Sa finalité propre, en tant que « Système de valeurs », serait entre autres :

  • d’éviter des situations hégémoniques
  • D’éviter le chaos général
  • De permettre la qualification de chaque tendance émergente selon les effets qu’elle pourrait engendrer sur l’ensemble du système et selon ses propres critères d’appréciation du moment.

Cette analyse relative à l’Internet des objets reste encore confinée à quelques personnes ou organismes, il est donc nécessaire, pour avancer dans le sens d’une Gouvernance adaptée, qu’elle devienne préalablement partagée par un plus grand nombre.
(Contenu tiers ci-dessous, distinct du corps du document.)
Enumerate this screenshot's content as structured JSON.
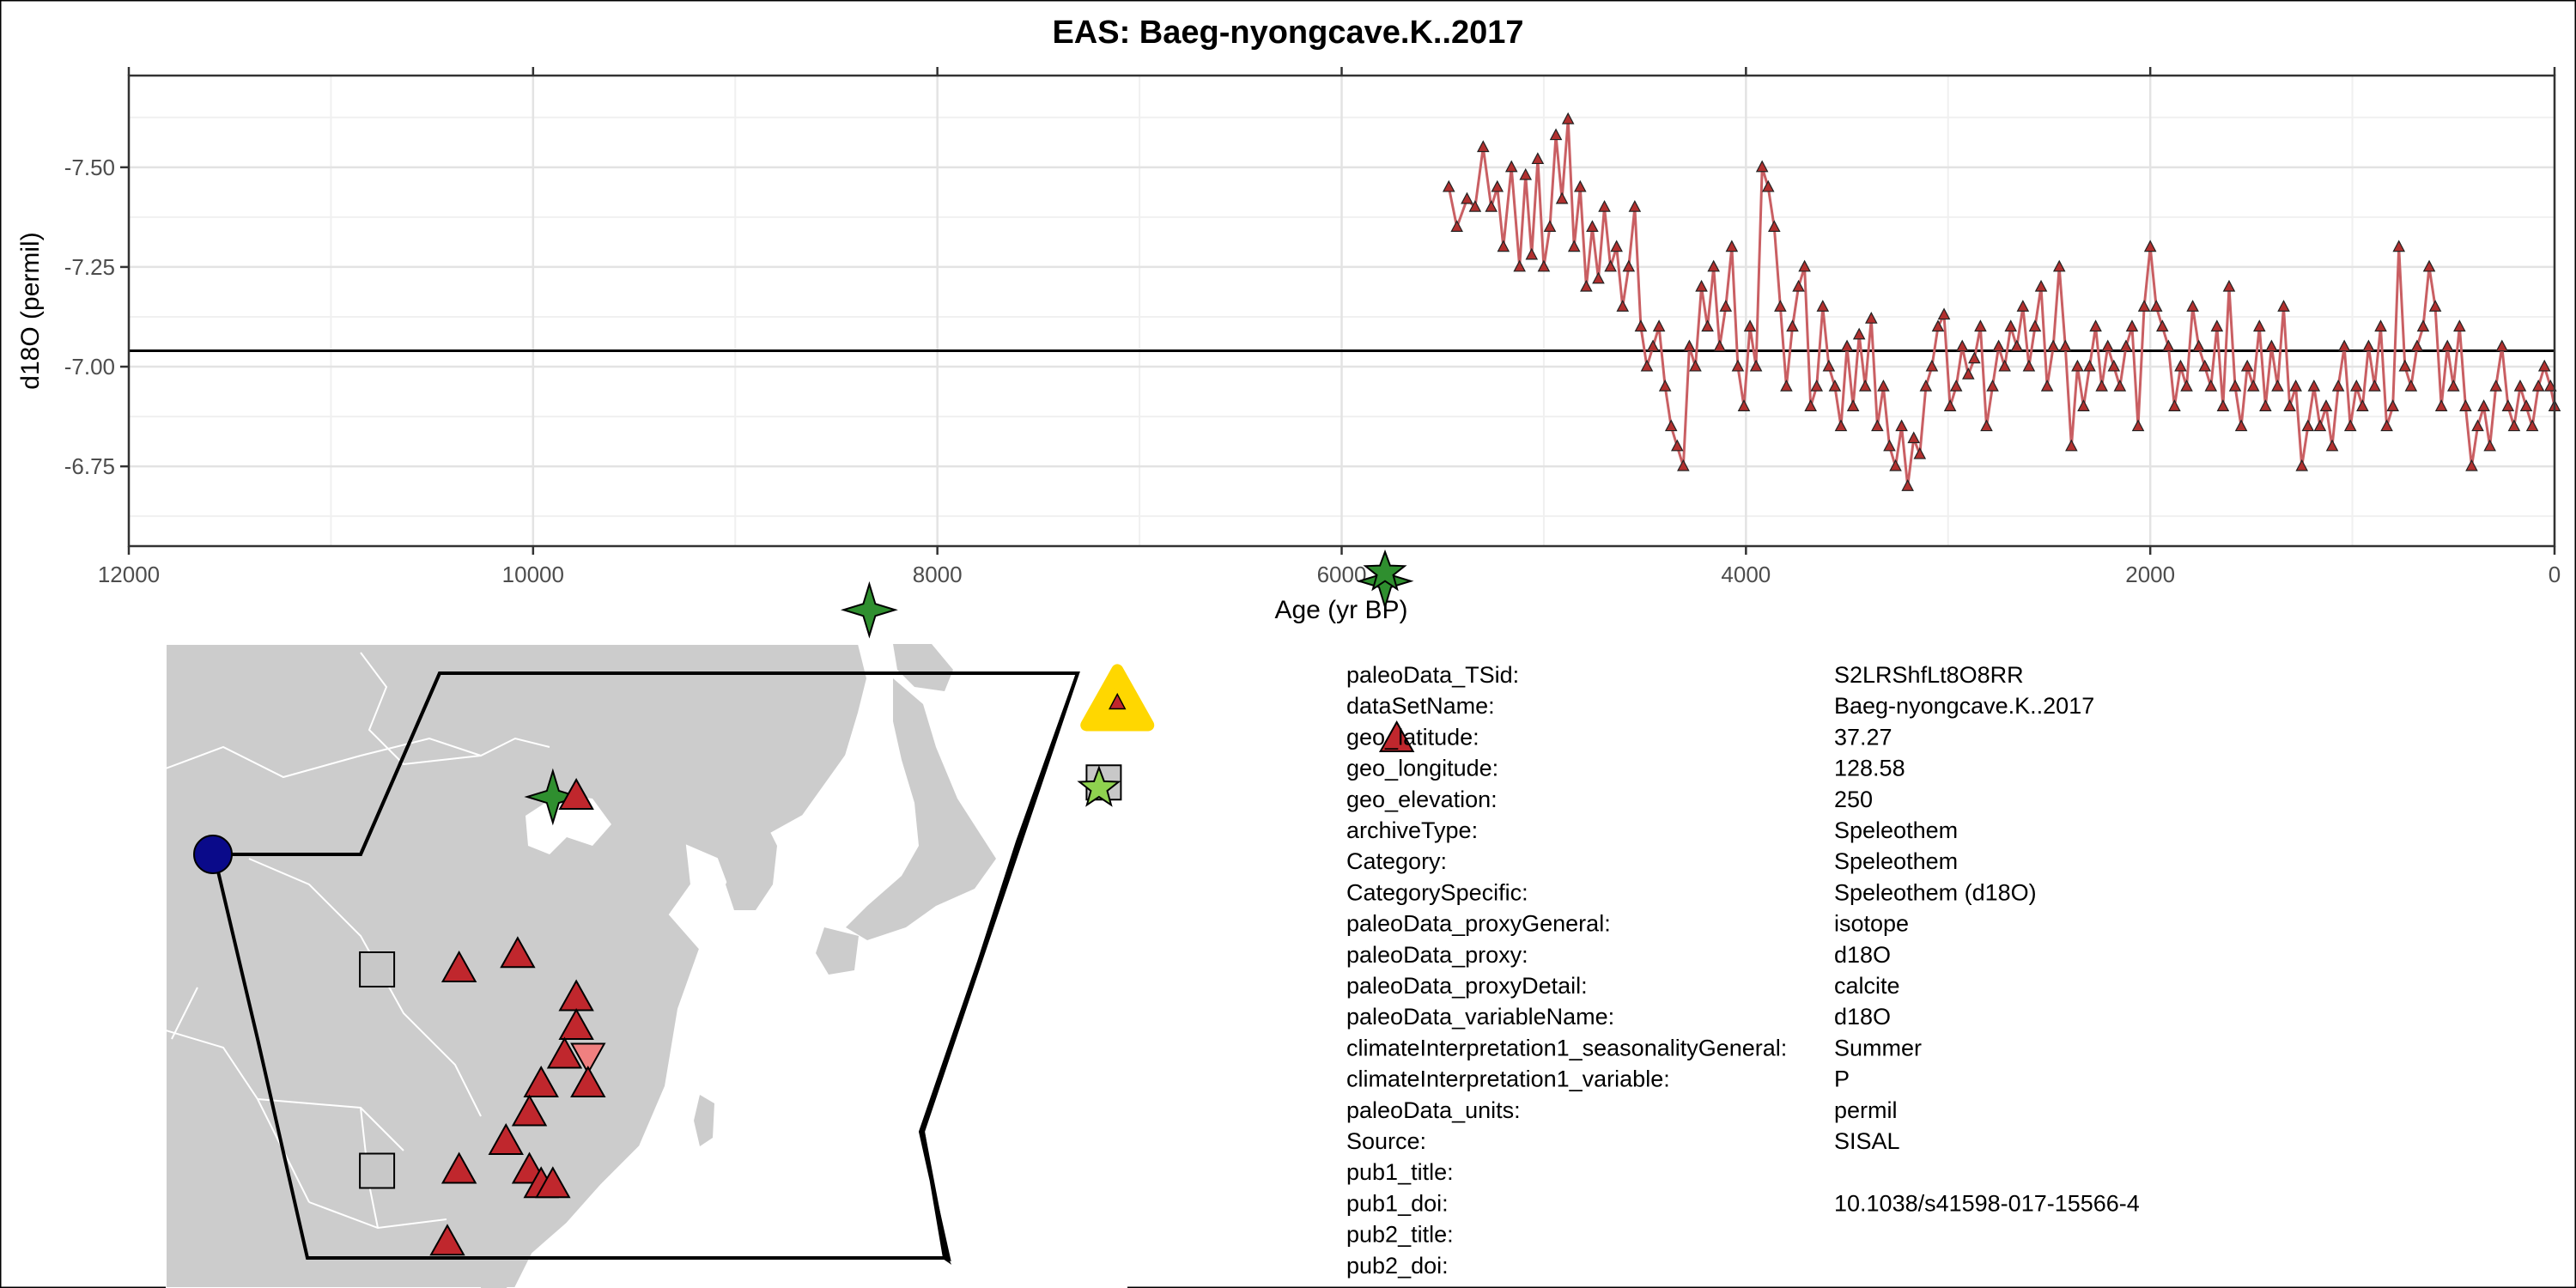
{
  "colors": {
    "series_line": "#c95f63",
    "series_point": "#b1302f",
    "mean_line": "#000000",
    "map_land": "#cccccc",
    "map_border": "#ffffff",
    "site_highlight": "#ffd700",
    "marker_red": "#c0272d",
    "marker_green_dark": "#2f8f2f",
    "marker_green_light": "#8fd24f",
    "marker_blue": "#0a0a8a",
    "marker_gray": "#c8c8c8",
    "marker_pink": "#f08080"
  },
  "chart_data": {
    "type": "line",
    "title": "EAS: Baeg-nyongcave.K..2017",
    "xlabel": "Age (yr BP)",
    "ylabel": "d18O (permil)",
    "x_reversed": true,
    "xlim": [
      12000,
      0
    ],
    "y_reversed": true,
    "ylim": [
      -6.55,
      -7.73
    ],
    "x_ticks": [
      12000,
      10000,
      8000,
      6000,
      4000,
      2000,
      0
    ],
    "x_tick_labels": [
      "12000",
      "10000",
      "8000",
      "6000",
      "4000",
      "2000",
      "0"
    ],
    "y_ticks": [
      -7.5,
      -7.25,
      -7.0,
      -6.75
    ],
    "y_tick_labels": [
      "-7.50",
      "-7.25",
      "-7.00",
      "-6.75"
    ],
    "grid": true,
    "mean_line_y": -7.04,
    "marker": "triangle",
    "series": [
      {
        "x": [
          5470,
          5430,
          5380,
          5340,
          5300,
          5260,
          5230,
          5200,
          5160,
          5120,
          5090,
          5060,
          5030,
          5000,
          4970,
          4940,
          4910,
          4880,
          4850,
          4820,
          4790,
          4760,
          4730,
          4700,
          4670,
          4640,
          4610,
          4580,
          4550,
          4520,
          4490,
          4460,
          4430,
          4400,
          4370,
          4340,
          4310,
          4280,
          4250,
          4220,
          4190,
          4160,
          4130,
          4100,
          4070,
          4040,
          4010,
          3980,
          3950,
          3920,
          3890,
          3860,
          3830,
          3800,
          3770,
          3740,
          3710,
          3680,
          3650,
          3620,
          3590,
          3560,
          3530,
          3500,
          3470,
          3440,
          3410,
          3380,
          3350,
          3320,
          3290,
          3260,
          3230,
          3200,
          3170,
          3140,
          3110,
          3080,
          3050,
          3020,
          2990,
          2960,
          2930,
          2900,
          2870,
          2840,
          2810,
          2780,
          2750,
          2720,
          2690,
          2660,
          2630,
          2600,
          2570,
          2540,
          2510,
          2480,
          2450,
          2420,
          2390,
          2360,
          2330,
          2300,
          2270,
          2240,
          2210,
          2180,
          2150,
          2120,
          2090,
          2060,
          2030,
          2000,
          1970,
          1940,
          1910,
          1880,
          1850,
          1820,
          1790,
          1760,
          1730,
          1700,
          1670,
          1640,
          1610,
          1580,
          1550,
          1520,
          1490,
          1460,
          1430,
          1400,
          1370,
          1340,
          1310,
          1280,
          1250,
          1220,
          1190,
          1160,
          1130,
          1100,
          1070,
          1040,
          1010,
          980,
          950,
          920,
          890,
          860,
          830,
          800,
          770,
          740,
          710,
          680,
          650,
          620,
          590,
          560,
          530,
          500,
          470,
          440,
          410,
          380,
          350,
          320,
          290,
          260,
          230,
          200,
          170,
          140,
          110,
          80,
          50,
          20,
          0
        ],
        "values": [
          -7.45,
          -7.35,
          -7.42,
          -7.4,
          -7.55,
          -7.4,
          -7.45,
          -7.3,
          -7.5,
          -7.25,
          -7.48,
          -7.28,
          -7.52,
          -7.25,
          -7.35,
          -7.58,
          -7.42,
          -7.62,
          -7.3,
          -7.45,
          -7.2,
          -7.35,
          -7.22,
          -7.4,
          -7.25,
          -7.3,
          -7.15,
          -7.25,
          -7.4,
          -7.1,
          -7.0,
          -7.05,
          -7.1,
          -6.95,
          -6.85,
          -6.8,
          -6.75,
          -7.05,
          -7.0,
          -7.2,
          -7.1,
          -7.25,
          -7.05,
          -7.15,
          -7.3,
          -7.0,
          -6.9,
          -7.1,
          -7.0,
          -7.5,
          -7.45,
          -7.35,
          -7.15,
          -6.95,
          -7.1,
          -7.2,
          -7.25,
          -6.9,
          -6.95,
          -7.15,
          -7.0,
          -6.95,
          -6.85,
          -7.05,
          -6.9,
          -7.08,
          -6.95,
          -7.12,
          -6.85,
          -6.95,
          -6.8,
          -6.75,
          -6.85,
          -6.7,
          -6.82,
          -6.78,
          -6.95,
          -7.0,
          -7.1,
          -7.13,
          -6.9,
          -6.95,
          -7.05,
          -6.98,
          -7.02,
          -7.1,
          -6.85,
          -6.95,
          -7.05,
          -7.0,
          -7.1,
          -7.05,
          -7.15,
          -7.0,
          -7.1,
          -7.2,
          -6.95,
          -7.05,
          -7.25,
          -7.05,
          -6.8,
          -7.0,
          -6.9,
          -7.0,
          -7.1,
          -6.95,
          -7.05,
          -7.0,
          -6.95,
          -7.05,
          -7.1,
          -6.85,
          -7.15,
          -7.3,
          -7.15,
          -7.1,
          -7.05,
          -6.9,
          -7.0,
          -6.95,
          -7.15,
          -7.05,
          -7.0,
          -6.95,
          -7.1,
          -6.9,
          -7.2,
          -6.95,
          -6.85,
          -7.0,
          -6.95,
          -7.1,
          -6.9,
          -7.05,
          -6.95,
          -7.15,
          -6.9,
          -6.95,
          -6.75,
          -6.85,
          -6.95,
          -6.85,
          -6.9,
          -6.8,
          -6.95,
          -7.05,
          -6.85,
          -6.95,
          -6.9,
          -7.05,
          -6.95,
          -7.1,
          -6.85,
          -6.9,
          -7.3,
          -7.0,
          -6.95,
          -7.05,
          -7.1,
          -7.25,
          -7.15,
          -6.9,
          -7.05,
          -6.95,
          -7.1,
          -6.9,
          -6.75,
          -6.85,
          -6.9,
          -6.8,
          -6.95,
          -7.05,
          -6.9,
          -6.85,
          -6.95,
          -6.9,
          -6.85,
          -6.95,
          -7.0,
          -6.95,
          -6.9
        ]
      }
    ]
  },
  "map": {
    "markers": [
      {
        "shape": "circle",
        "color": "marker_blue",
        "lon": 90.0,
        "lat": 32.0
      },
      {
        "shape": "star4",
        "color": "marker_green_dark",
        "lon": 104.5,
        "lat": 34.0
      },
      {
        "shape": "triangle",
        "color": "marker_red",
        "lon": 105.5,
        "lat": 34.0
      },
      {
        "shape": "star4",
        "color": "marker_green_dark",
        "lon": 118.0,
        "lat": 40.5
      },
      {
        "shape": "star4",
        "color": "marker_green_dark",
        "lon": 140.0,
        "lat": 41.5
      },
      {
        "shape": "triangle",
        "color": "marker_red",
        "lon": 140.5,
        "lat": 36.0
      },
      {
        "shape": "square",
        "color": "marker_gray",
        "lon": 97.0,
        "lat": 28.0
      },
      {
        "shape": "square",
        "color": "marker_gray",
        "lon": 97.0,
        "lat": 21.0
      },
      {
        "shape": "triangle",
        "color": "marker_red",
        "lon": 100.5,
        "lat": 28.0
      },
      {
        "shape": "triangle",
        "color": "marker_red",
        "lon": 103.0,
        "lat": 28.5
      },
      {
        "shape": "triangle",
        "color": "marker_red",
        "lon": 105.5,
        "lat": 27.0
      },
      {
        "shape": "triangle",
        "color": "marker_red",
        "lon": 105.5,
        "lat": 26.0
      },
      {
        "shape": "triangle",
        "color": "marker_red",
        "lon": 105.0,
        "lat": 25.0
      },
      {
        "shape": "triangle_down",
        "color": "marker_pink",
        "lon": 106.0,
        "lat": 25.0
      },
      {
        "shape": "triangle",
        "color": "marker_red",
        "lon": 104.0,
        "lat": 24.0
      },
      {
        "shape": "triangle",
        "color": "marker_red",
        "lon": 106.0,
        "lat": 24.0
      },
      {
        "shape": "triangle",
        "color": "marker_red",
        "lon": 103.5,
        "lat": 23.0
      },
      {
        "shape": "triangle",
        "color": "marker_red",
        "lon": 102.5,
        "lat": 22.0
      },
      {
        "shape": "triangle",
        "color": "marker_red",
        "lon": 100.5,
        "lat": 21.0
      },
      {
        "shape": "triangle",
        "color": "marker_red",
        "lon": 103.5,
        "lat": 21.0
      },
      {
        "shape": "triangle",
        "color": "marker_red",
        "lon": 104.0,
        "lat": 20.5
      },
      {
        "shape": "triangle",
        "color": "marker_red",
        "lon": 104.5,
        "lat": 20.5
      },
      {
        "shape": "triangle",
        "color": "marker_red",
        "lon": 100.0,
        "lat": 18.5
      },
      {
        "shape": "square",
        "color": "marker_gray",
        "lon": 128.0,
        "lat": 34.5
      },
      {
        "shape": "star5",
        "color": "marker_green_light",
        "lon": 127.8,
        "lat": 34.3
      },
      {
        "shape": "star5",
        "color": "marker_green_dark",
        "lon": 140.0,
        "lat": 41.8
      },
      {
        "shape": "highlight_triangle",
        "color": "site_highlight",
        "lon": 128.58,
        "lat": 37.27
      }
    ]
  },
  "metadata": [
    {
      "key": "paleoData_TSid:",
      "value": "S2LRShfLt8O8RR"
    },
    {
      "key": "dataSetName:",
      "value": "Baeg-nyongcave.K..2017"
    },
    {
      "key": "geo_latitude:",
      "value": "37.27"
    },
    {
      "key": "geo_longitude:",
      "value": "128.58"
    },
    {
      "key": "geo_elevation:",
      "value": "250"
    },
    {
      "key": "archiveType:",
      "value": "Speleothem"
    },
    {
      "key": "Category:",
      "value": "Speleothem"
    },
    {
      "key": "CategorySpecific:",
      "value": "Speleothem (d18O)"
    },
    {
      "key": "paleoData_proxyGeneral:",
      "value": "isotope"
    },
    {
      "key": "paleoData_proxy:",
      "value": "d18O"
    },
    {
      "key": "paleoData_proxyDetail:",
      "value": "calcite"
    },
    {
      "key": "paleoData_variableName:",
      "value": "d18O"
    },
    {
      "key": "climateInterpretation1_seasonalityGeneral:",
      "value": "Summer"
    },
    {
      "key": "climateInterpretation1_variable:",
      "value": "P"
    },
    {
      "key": "paleoData_units:",
      "value": "permil"
    },
    {
      "key": "Source:",
      "value": "SISAL"
    },
    {
      "key": "pub1_title:",
      "value": ""
    },
    {
      "key": "pub1_doi:",
      "value": "10.1038/s41598-017-15566-4"
    },
    {
      "key": "pub2_title:",
      "value": ""
    },
    {
      "key": "pub2_doi:",
      "value": ""
    }
  ]
}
Un « système de valeurs » tel que décrit dans les pages précédentes, pourrait être géré par une communauté de sages, reconnus à l’échelle internationale et dégagés de toute contrainte ou contrôle direct. Ils assumeraient la gestion « permanente » du système de valeurs afin :

  • d’intégrer progressivement les organisations émergentes et limiter ainsi le chaos ambiant
  • De limiter le nombre de perturbations mutuelles créées par les divergences de buts

La mise en place de ces outils de gouvernance (constitution « vivante » et « assemblée de sages ») passe par une prise de conscience politique des enjeux et des mécanismes de l’Internet des Objets tels qu’ils sont définis dans cette présentation.

Il semble que nous en soyons encore loin aujourd’hui, d’autant que nos organisations politiques n’ont pas non plus réalisé leur propre révolution systémique.